As GlobeSt.com previously reported, San Francisco was found to be a top-performing office market in first-quarter 2012—followed by New York City and Houston—with rental rates increasing by 7.5% over fourth-quarter 2011. Demand and rent growth here were found to be driven largely by technology growth—specifically, social media, search engine and cloud computing companies such as Twitter, Zynga, Salesforce, Yelp, Google and LinkedIn, Yasukochi told GlobeSt.com at the time.

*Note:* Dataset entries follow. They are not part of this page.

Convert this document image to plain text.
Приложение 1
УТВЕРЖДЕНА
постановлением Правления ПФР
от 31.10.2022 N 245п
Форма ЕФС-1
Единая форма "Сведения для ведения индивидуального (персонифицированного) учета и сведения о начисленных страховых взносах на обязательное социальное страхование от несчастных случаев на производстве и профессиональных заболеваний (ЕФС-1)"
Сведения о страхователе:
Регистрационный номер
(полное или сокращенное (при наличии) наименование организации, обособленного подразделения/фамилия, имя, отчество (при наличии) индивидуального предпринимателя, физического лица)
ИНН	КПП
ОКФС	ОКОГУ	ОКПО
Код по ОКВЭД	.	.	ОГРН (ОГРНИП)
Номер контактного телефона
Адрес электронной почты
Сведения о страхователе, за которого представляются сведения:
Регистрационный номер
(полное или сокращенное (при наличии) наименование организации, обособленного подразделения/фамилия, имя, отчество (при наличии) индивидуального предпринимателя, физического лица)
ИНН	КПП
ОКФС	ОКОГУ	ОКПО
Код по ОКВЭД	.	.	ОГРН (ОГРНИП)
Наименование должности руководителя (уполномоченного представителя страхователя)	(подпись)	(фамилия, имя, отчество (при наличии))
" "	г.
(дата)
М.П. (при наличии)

Submarkets that saw positive annual rent growth during the first quarter include Vancouver’s Yaletown submarket; Boulder, CO; downtown Pittsburgh; Washington, D.C.’s East End; and the West Loop submarket of Houston, the report indicates. High-tech demand for office space, which has led to rent recovery in many markets adversely affected by the financial downturn, is now spurring construction activity in the office sector for the first time in more than five years.
“We’re now seeing strong evidence of the ‘high-tech effect’ spreading out beyond the five major markets as companies in the technology sector both expand their business models and engage in a vigorous battle to land new pools of talent,” Yasukochi says. “This quest for more human capital is increasingly pushing firms to look outside traditional tech cities to set up new operations.”
Emphasis added. Pittsburgh is among the emerging tech talent markets. Add that to eds and meds, as well as energy. Being inexpensive and awash in Rust Belt Chic doesn't hurt.
The submarket trend for tech talent is indicative of the larger move to geographic arbitrage opportunities. I imagine startups moving from New York City to Pittsburgh, instead of the other way around. Companies are moving to where the talent is produced. You can't bank on brain drain Pittsburgh any longer.